Juru Bicara LPSK, Rully Novian menuturkan lembaganya tidak akan lagi memberikan perlindungan kepada terdakwa pembunuhan Brigadir Yosua Hutabarat tersebut. Hal-hal terkait perlindungan kini diserahkan kepada Lembaga Pemasyarakatan (Lapas) dan Rumah Tahanan (Rutan) yang kini menaungi Eliezer.
"Jadi memang kan ada mekanisme perlindungan dan pengamanan setiap lapas dan rutan, maka kami serahkan ke mekanisme di lapas dan rutan," ujar Rully saat konferensu pers di Gedung LPSK, Jakarta, Jumat (10/3/2023).

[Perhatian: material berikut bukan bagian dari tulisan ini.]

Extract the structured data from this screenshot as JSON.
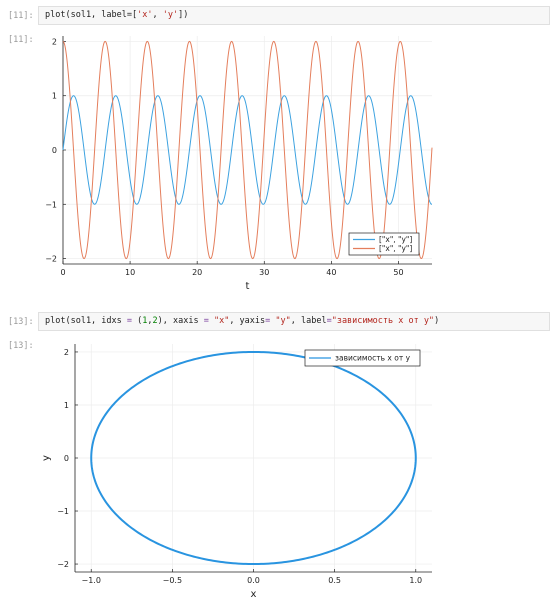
{
  "cells": [
    {
      "in_prompt": "[11]:",
      "out_prompt": "[11]:",
      "code_tokens": [
        {
          "t": "plot(sol1, label=[",
          "c": ""
        },
        {
          "t": "'x'",
          "c": "str"
        },
        {
          "t": ", ",
          "c": ""
        },
        {
          "t": "'y'",
          "c": "str"
        },
        {
          "t": "])",
          "c": ""
        }
      ]
    },
    {
      "in_prompt": "[13]:",
      "out_prompt": "[13]:",
      "code_tokens": [
        {
          "t": "plot(sol1, idxs ",
          "c": ""
        },
        {
          "t": "=",
          "c": "op"
        },
        {
          "t": " (",
          "c": ""
        },
        {
          "t": "1",
          "c": "num"
        },
        {
          "t": ",",
          "c": ""
        },
        {
          "t": "2",
          "c": "num"
        },
        {
          "t": "), xaxis ",
          "c": ""
        },
        {
          "t": "=",
          "c": "op"
        },
        {
          "t": " ",
          "c": ""
        },
        {
          "t": "\"x\"",
          "c": "str"
        },
        {
          "t": ", yaxis",
          "c": ""
        },
        {
          "t": "=",
          "c": "op"
        },
        {
          "t": " ",
          "c": ""
        },
        {
          "t": "\"y\"",
          "c": "str"
        },
        {
          "t": ", label",
          "c": ""
        },
        {
          "t": "=",
          "c": "op"
        },
        {
          "t": "\"зависимость x от y\"",
          "c": "str"
        },
        {
          "t": ")",
          "c": ""
        }
      ]
    }
  ],
  "chart_data": [
    {
      "type": "line",
      "xlabel": "t",
      "ylabel": "",
      "xlim": [
        0,
        55
      ],
      "ylim": [
        -2.1,
        2.1
      ],
      "xticks": [
        0,
        10,
        20,
        30,
        40,
        50
      ],
      "yticks": [
        -2,
        -1,
        0,
        1,
        2
      ],
      "grid": true,
      "legend_position": "bottom-right",
      "series": [
        {
          "name": "[\"x\", \"y\"]",
          "color": "#3da2e0",
          "amplitude": 1,
          "phase_shift": 0,
          "frequency": 1.0
        },
        {
          "name": "[\"x\", \"y\"]",
          "color": "#e47e5c",
          "amplitude": 2,
          "phase_shift": 1.5708,
          "frequency": 1.0
        }
      ]
    },
    {
      "type": "line",
      "xlabel": "x",
      "ylabel": "y",
      "xlim": [
        -1.1,
        1.1
      ],
      "ylim": [
        -2.15,
        2.15
      ],
      "xticks": [
        -1.0,
        -0.5,
        0.0,
        0.5,
        1.0
      ],
      "yticks": [
        -2,
        -1,
        0,
        1,
        2
      ],
      "grid": true,
      "legend_position": "top-right",
      "series": [
        {
          "name": "зависимость x от y",
          "color": "#2994e0",
          "rx": 1,
          "ry": 2
        }
      ]
    }
  ]
}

Rully pun mengatakan saat ini LPSK tidak akan lagi melarang apabila Direktorat Jenderal Lembaga Pemasyarakatan (Ditjen Pas) memutuskan menarik kembali Eliezer ke Lapas Salemba.
LPSK Hentikan Perlindungan Justice Collaborator kepada Bharada E, Ini Alasannya
"Tidak (akan melarang bila Eliezer dipindahkan ke Lapas Salemba)," kata Rully.
Sementara itu, Koordinator Humas dan Protokol Ditjenpas Rika Aprianti mengungkapkan Bharada Richard Eliezer Pudihang Lumiu saat ini masih ditahan di Rutan Bareskrim Mabes Polri.
"Pokoknya saat ini di Rutan Bareskrim. Sampai saat ini masih menjalani pidana di Rutan Bareskrim," tutur Rika saat dikonfirmasi.
Terkait wawancara eksklusif tersebut, Rika mengonfirmasi pihak stasiun televisi telah mengajukan izin untuk wawancara tersebut.
"Surat izinnya memang dari Direktorat Jenderal Pemasyarakatan, karena memang secara ketentuan Permenkumham itu memang perizinan wawancara atau pun liputan yang melibatkan warga binaan itu dari Direktur Jenderal Pemasyarakatan. Dan memang disalah satu klausul kita memang membolehkan selama warga binaannya bersedia dan dalam hal ini Eliezer bersedia untuk diwawancarai," tutur Rika.